Потом, по осени, ещё несколько коротких беглых потаённых встреч – и она вышла замуж за нашего дядю Ваню. Ему, как заслуженному строителю и передовику во всех отношениях, как раз выделили однокомнатную квартиру.
На свадьбе я не гулял, но говорили, что невеста была хороша и немножко беременна.
Больше никогда я их не видел.
Два года трудового стажа дали мне возможность без особых трудов поступить в строительный институт.
Ау! Ау, моя молодость! Время и бремя!..
Правда, долго наслаждаться вольной студенческой жизнью мне не пришлось.
Голод – это даже не тётка, а злая привередливая тёща с плотоядным оскалом на устах. Пришлось снова проситься в бригаду, но уже в качестве бригадира. Студент всё-таки!

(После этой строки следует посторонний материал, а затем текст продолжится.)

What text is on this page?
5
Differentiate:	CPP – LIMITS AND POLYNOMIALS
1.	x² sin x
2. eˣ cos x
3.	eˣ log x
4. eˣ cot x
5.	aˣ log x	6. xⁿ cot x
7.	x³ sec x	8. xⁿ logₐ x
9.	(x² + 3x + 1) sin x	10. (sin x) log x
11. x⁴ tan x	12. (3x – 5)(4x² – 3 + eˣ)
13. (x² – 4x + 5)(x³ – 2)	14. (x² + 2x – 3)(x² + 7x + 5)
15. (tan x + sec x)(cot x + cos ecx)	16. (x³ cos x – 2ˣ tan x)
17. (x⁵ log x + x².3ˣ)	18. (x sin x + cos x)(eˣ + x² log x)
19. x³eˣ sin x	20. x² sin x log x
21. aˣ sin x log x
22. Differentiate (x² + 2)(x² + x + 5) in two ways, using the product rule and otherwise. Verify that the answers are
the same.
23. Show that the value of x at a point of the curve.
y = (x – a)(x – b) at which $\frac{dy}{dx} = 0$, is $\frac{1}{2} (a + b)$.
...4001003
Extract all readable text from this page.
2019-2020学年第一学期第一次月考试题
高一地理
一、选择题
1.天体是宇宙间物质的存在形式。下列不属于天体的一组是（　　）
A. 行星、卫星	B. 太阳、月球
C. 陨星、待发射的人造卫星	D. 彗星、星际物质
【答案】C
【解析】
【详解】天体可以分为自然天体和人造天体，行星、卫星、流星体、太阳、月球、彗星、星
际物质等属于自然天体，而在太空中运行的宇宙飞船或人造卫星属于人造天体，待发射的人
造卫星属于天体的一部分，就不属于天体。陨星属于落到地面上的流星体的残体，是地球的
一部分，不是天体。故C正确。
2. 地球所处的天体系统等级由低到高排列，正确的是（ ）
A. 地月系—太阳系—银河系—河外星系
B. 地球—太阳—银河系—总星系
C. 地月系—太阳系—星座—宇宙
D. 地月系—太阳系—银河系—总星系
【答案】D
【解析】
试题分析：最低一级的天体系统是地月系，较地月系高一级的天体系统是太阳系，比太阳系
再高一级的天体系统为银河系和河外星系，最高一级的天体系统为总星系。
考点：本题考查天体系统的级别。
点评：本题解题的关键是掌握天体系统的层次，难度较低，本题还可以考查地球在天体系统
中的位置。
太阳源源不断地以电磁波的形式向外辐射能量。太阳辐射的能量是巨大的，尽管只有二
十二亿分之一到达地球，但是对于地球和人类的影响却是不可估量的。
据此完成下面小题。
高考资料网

На экзаменационных сессиях, обычно похожих на инквизиторские допросы, ко мне, как вечернику, рабфаковцу, относились более чем снисходительно, и я не заметил, как получил диплом инженера-механика со всеми вытекающими и втекающими последствиями.
Бригада меня сразу же, на первый день, укачала основательно, с песнями во славу монтажного дела. Там я был своим человеком, и должность прораба оказалась мне в самый раз по плечу.

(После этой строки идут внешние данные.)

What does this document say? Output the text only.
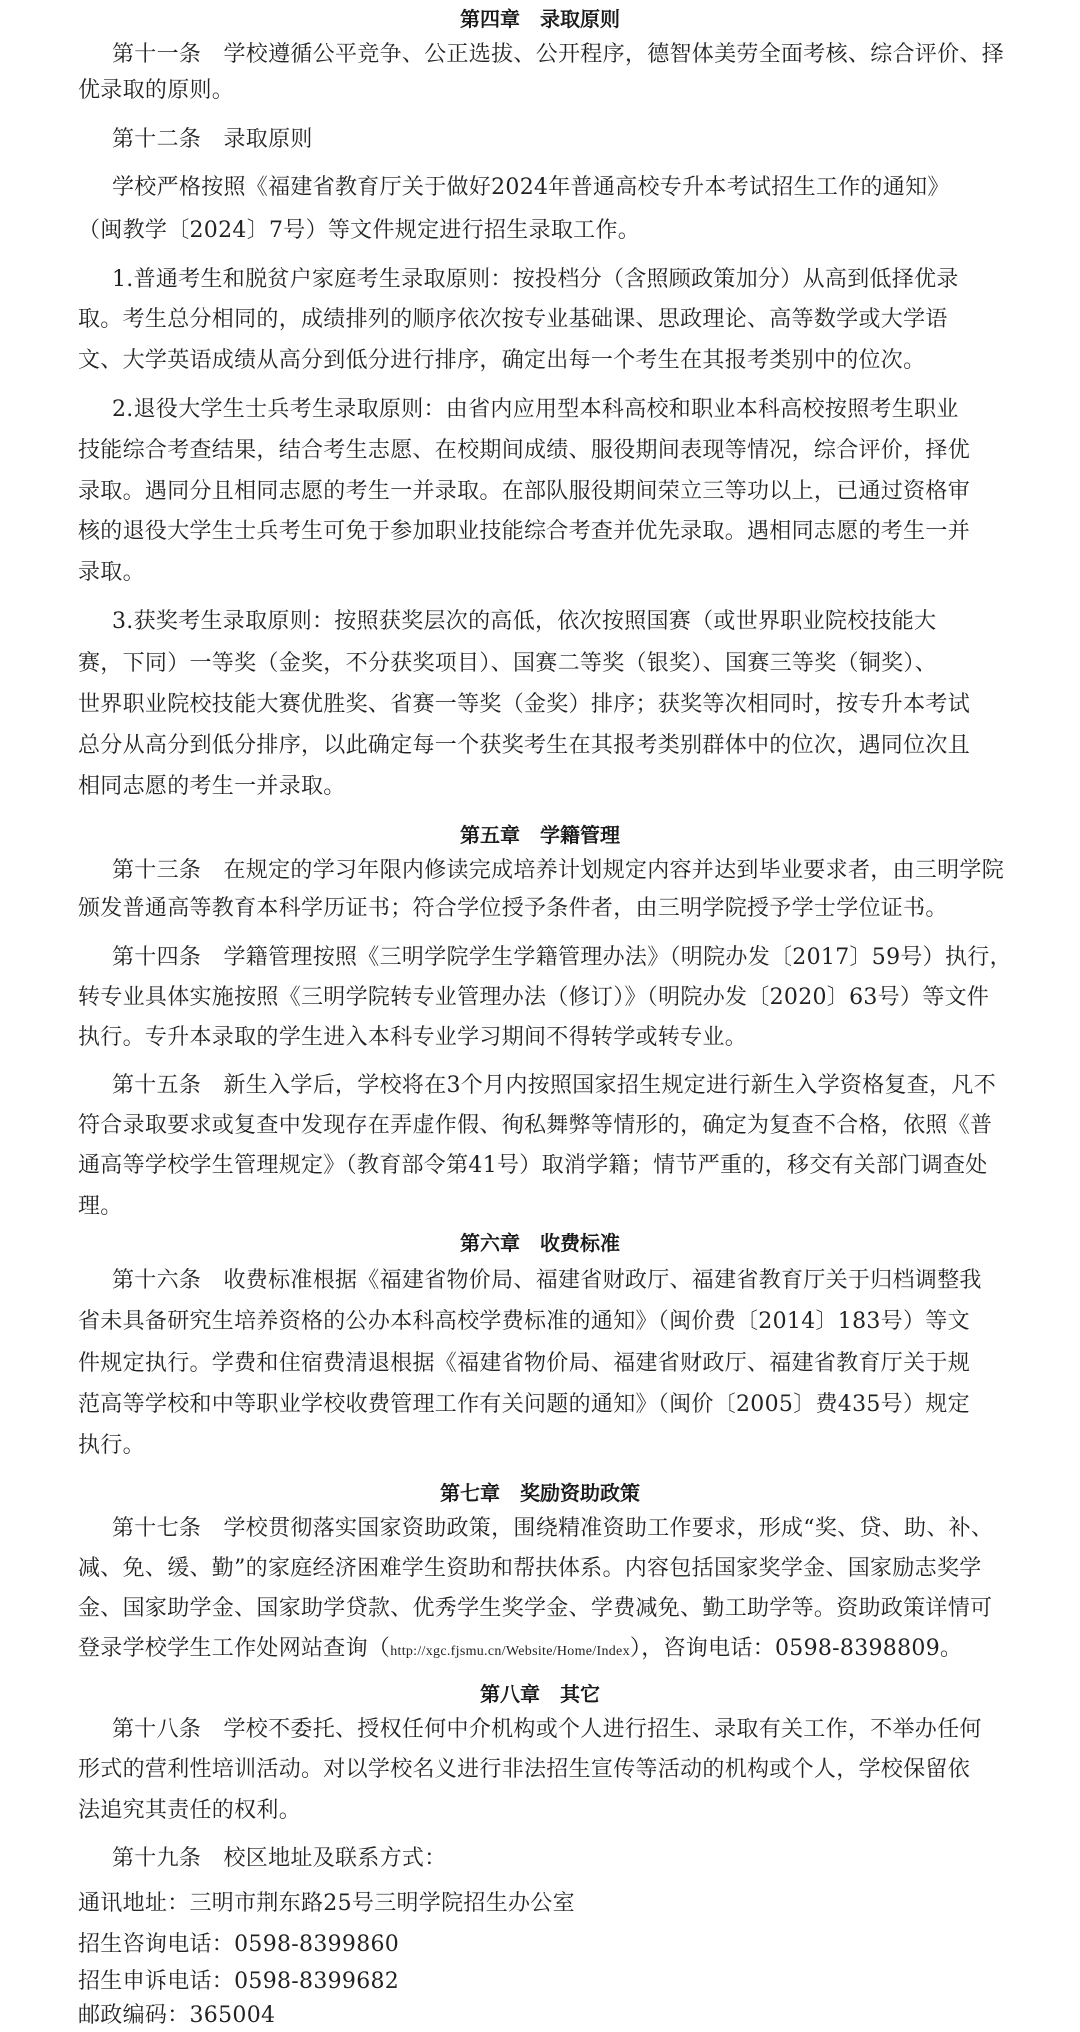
第四章　录取原则
第十一条　学校遵循公平竞争、公正选拔、公开程序，德智体美劳全面考核、综合评价、择
优录取的原则。
第十二条　录取原则
学校严格按照《福建省教育厅关于做好2024年普通高校专升本考试招生工作的通知》
（闽教学〔2024〕7号）等文件规定进行招生录取工作。
1.普通考生和脱贫户家庭考生录取原则：按投档分（含照顾政策加分）从高到低择优录
取。考生总分相同的，成绩排列的顺序依次按专业基础课、思政理论、高等数学或大学语
文、大学英语成绩从高分到低分进行排序，确定出每一个考生在其报考类别中的位次。
2.退役大学生士兵考生录取原则：由省内应用型本科高校和职业本科高校按照考生职业
技能综合考查结果，结合考生志愿、在校期间成绩、服役期间表现等情况，综合评价，择优
录取。遇同分且相同志愿的考生一并录取。在部队服役期间荣立三等功以上，已通过资格审
核的退役大学生士兵考生可免于参加职业技能综合考查并优先录取。遇相同志愿的考生一并
录取。
3.获奖考生录取原则：按照获奖层次的高低，依次按照国赛（或世界职业院校技能大
赛，下同）一等奖（金奖，不分获奖项目）、国赛二等奖（银奖）、国赛三等奖（铜奖）、
世界职业院校技能大赛优胜奖、省赛一等奖（金奖）排序；获奖等次相同时，按专升本考试
总分从高分到低分排序，以此确定每一个获奖考生在其报考类别群体中的位次，遇同位次且
相同志愿的考生一并录取。
第五章　学籍管理
第十三条　在规定的学习年限内修读完成培养计划规定内容并达到毕业要求者，由三明学院
颁发普通高等教育本科学历证书；符合学位授予条件者，由三明学院授予学士学位证书。
第十四条　学籍管理按照《三明学院学生学籍管理办法》（明院办发〔2017〕59号）执行，
转专业具体实施按照《三明学院转专业管理办法（修订）》（明院办发〔2020〕63号）等文件
执行。专升本录取的学生进入本科专业学习期间不得转学或转专业。
第十五条　新生入学后，学校将在3个月内按照国家招生规定进行新生入学资格复查，凡不
符合录取要求或复查中发现存在弄虚作假、徇私舞弊等情形的，确定为复查不合格，依照《普
通高等学校学生管理规定》（教育部令第41号）取消学籍；情节严重的，移交有关部门调查处
理。
第六章　收费标准
第十六条　收费标准根据《福建省物价局、福建省财政厅、福建省教育厅关于归档调整我
省未具备研究生培养资格的公办本科高校学费标准的通知》（闽价费〔2014〕183号）等文
件规定执行。学费和住宿费清退根据《福建省物价局、福建省财政厅、福建省教育厅关于规
范高等学校和中等职业学校收费管理工作有关问题的通知》（闽价〔2005〕费435号）规定
执行。
第七章　奖励资助政策
第十七条　学校贯彻落实国家资助政策，围绕精准资助工作要求，形成“奖、贷、助、补、
减、免、缓、勤”的家庭经济困难学生资助和帮扶体系。内容包括国家奖学金、国家励志奖学
金、国家助学金、国家助学贷款、优秀学生奖学金、学费减免、勤工助学等。资助政策详情可
登录学校学生工作处网站查询（http://xgc.fjsmu.cn/Website/Home/Index），咨询电话：0598-8398809。
第八章　其它
第十八条　学校不委托、授权任何中介机构或个人进行招生、录取有关工作，不举办任何
形式的营利性培训活动。对以学校名义进行非法招生宣传等活动的机构或个人，学校保留依
法追究其责任的权利。
第十九条　校区地址及联系方式：
通讯地址：三明市荆东路25号三明学院招生办公室
招生咨询电话：0598-8399860
招生申诉电话：0598-8399682
邮政编码：365004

Этой должности я уже никогда не изменял, в силу привычки и нежелания делать себе карьеру. Хотя всё ждал чего-то звёздного, высокого и светлого, чтобы душа зашлась от восторга, как тогда, на крыше вагона, летящего в самый горизонт.
Обыденность всегда бывает скушнее и порочнее мечты. Иногда, расколов скорлупу, душа желторотым птенцом пыталась взмахнуть крыльями, но куда там! Земное притяжение оказывалось сильнее моей воли, и клетка, грудная клетка, так и оставалась пристанищем неисполнимой мечты, той, которая поселилась в этой клетке в мои невозвратные годы…
Но…
Но однажды, в самый светлый час моей жизни, на широкой мощёной улице Тамбова я нашёл подкову. Она, та подкова, как царевна лягушка, вдруг обернулась хрупкой девочкой, выпускницей, у которой оказались молоко и мёд под языком.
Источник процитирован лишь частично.